The European AI Liability Directives -- Critique of a Half-Hearted
Approach and Lessons for the Future
- URL: http://arxiv.org/abs/2211.13960v6
- Date: Fri, 28 Jul 2023 17:09:48 GMT
- Title: The European AI Liability Directives -- Critique of a Half-Hearted
Approach and Lessons for the Future
- Authors: Philipp Hacker
- Abstract summary: The European Commission advanced two proposals outlining the European approach to AI liability in September 2022.
The latter does not contain any individual rights of affected persons, and the former lack specific, substantive rules on AI development and deployment.
Taken together, these acts may well trigger a Brussels Effect in AI regulation, with significant consequences for the US and beyond.

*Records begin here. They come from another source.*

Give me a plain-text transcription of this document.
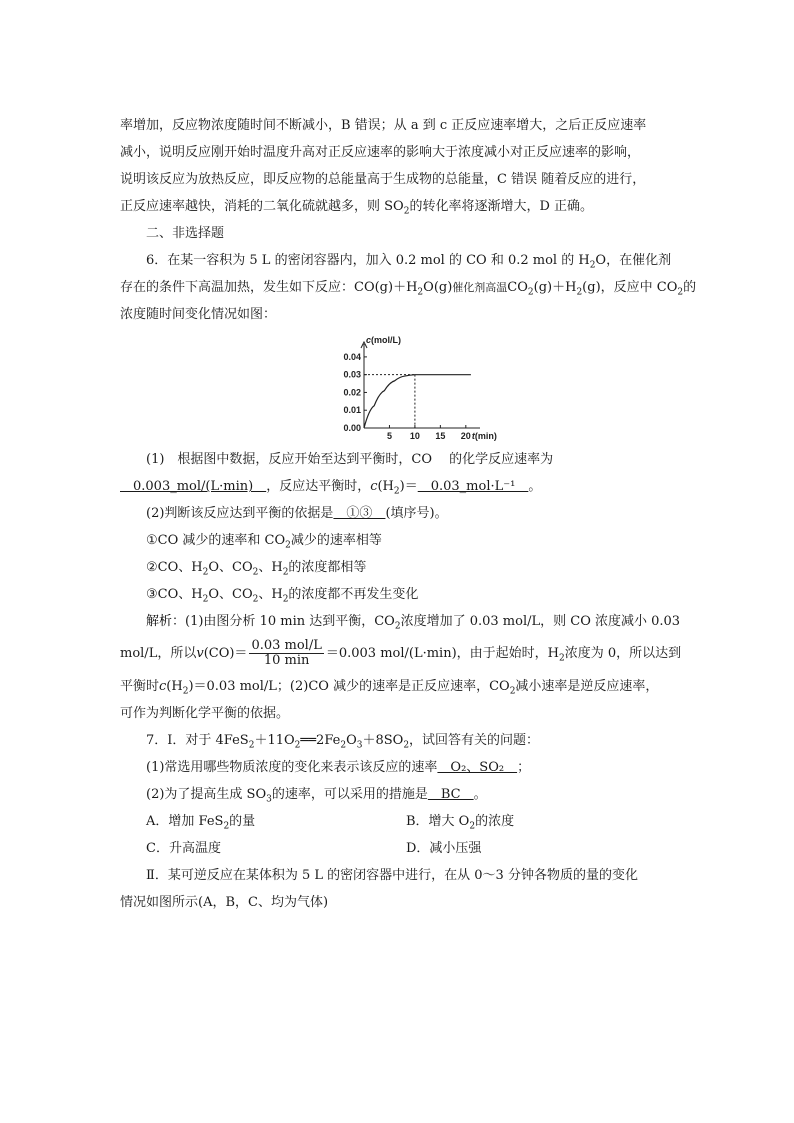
率增加，反应物浓度随时间不断减小，B 错误；从 a 到 c 正反应速率增大，之后正反应速率
减小，说明反应刚开始时温度升高对正反应速率的影响大于浓度减小对正反应速率的影响，
说明该反应为放热反应，即反应物的总能量高于生成物的总能量，C 错误 随着反应的进行，
正反应速率越快，消耗的二氧化硫就越多，则 $SO_2$的转化率将逐渐增大，D 正确。
二、非选择题
6．在某一容积为 5 L 的密闭容器内，加入 0.2 mol 的 CO 和 0.2 mol 的 $H_2O$，在催化剂
存在的条件下高温加热，发生如下反应：$CO(g)+H_2O(g)$催化剂高温$CO_2(g)+H_2(g)$，反应中 $CO_2$的
浓度随时间变化情况如图：
0.00
0.01
0.02
0.03
0.04
5 10 15 20
c(mol/L)
t(min)
(1)　根据图中数据，反应开始至达到平衡时，CO　 的化学反应速率为
　0.003_mol/(L·min)　，反应达平衡时，$c(H_2)=$　0.03_mol·L⁻¹　。
(2)判断该反应达到平衡的依据是　①③　(填序号)。
①CO 减少的速率和 $CO_2$减少的速率相等
②CO、$H_2O$、$CO_2$、$H_2$的浓度都相等
③CO、$H_2O$、$CO_2$、$H_2$的浓度都不再发生变化
解析：(1)由图分析 10 min 达到平衡，$CO_2$浓度增加了 0.03 mol/L，则 CO 浓度减小 0.03
mol/L，所以$v(CO)= \frac{\text{0.03 mol/L}}{10 \min} =0.003$ mol/(L·min)，由于起始时，$H_2$浓度为 0，所以达到
平衡时$c(H_2)=0.03$ mol/L；(2)CO 减少的速率是正反应速率，$CO_2$减小速率是逆反应速率，
可作为判断化学平衡的依据。
7．Ⅰ．对于 $4FeS_2+11O_2══2Fe_2O_3+8SO_2$，试回答有关的问题：
(1)常选用哪些物质浓度的变化来表示该反应的速率　O₂、SO₂　；
(2)为了提高生成 $SO_3$的速率，可以采用的措施是　BC　。
A．增加 FeS$_2$的量	B．增大 $O_2$的浓度
C．升高温度	D．减小压强
Ⅱ．某可逆反应在某体积为 5 L 的密闭容器中进行，在从 0～3 分钟各物质的量的变化
情况如图所示(A，B，C、均为气体)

I propose to jump-start sustainable AI regulation via sustainability impact assessments in the AI Act and sustainable design defects in the liability regime.
- Score: 0.0
- License: http://creativecommons.org/licenses/by-nc-sa/4.0/
- Abstract: As ChatGPT et al. conquer the world, the optimal liability framework for AI
systems remains an unsolved problem across the globe. In a much-anticipated
move, the European Commission advanced two proposals outlining the European
approach to AI liability in September 2022: a novel AI Liability Directive and
a revision of the Product Liability Directive. They constitute the final
cornerstone of EU AI regulation. Crucially, the liability proposals and the EU
AI Act are inherently intertwined: the latter does not contain any individual
rights of affected persons, and the former lack specific, substantive rules on
AI development and deployment. Taken together, these acts may well trigger a
Brussels Effect in AI regulation, with significant consequences for the US and
beyond.
This paper makes three novel contributions. First, it examines in detail the
Commission proposals and shows that, while making steps in the right direction,
they ultimately represent a half-hearted approach: if enacted as foreseen, AI
liability in the EU will primarily rest on disclosure of evidence mechanisms
and a set of narrowly defined presumptions concerning fault, defectiveness and
causality. Hence, second, the article suggests amendments, which are collected
in an Annex at the end of the paper. Third, based on an analysis of the key
risks AI poses, the final part of the paper maps out a road for the future of
AI liability and regulation, in the EU and beyond. This includes: a
comprehensive framework for AI liability; provisions to support innovation; an
extension to non-discrimination/algorithmic fairness, as well as explainable
AI; and sustainability. I propose to jump-start sustainable AI regulation via
sustainability impact assessments in the AI Act and sustainable design defects
in the liability regime. In this way, the law may help spur not only fair AI
and XAI, but potentially also sustainable AI (SAI).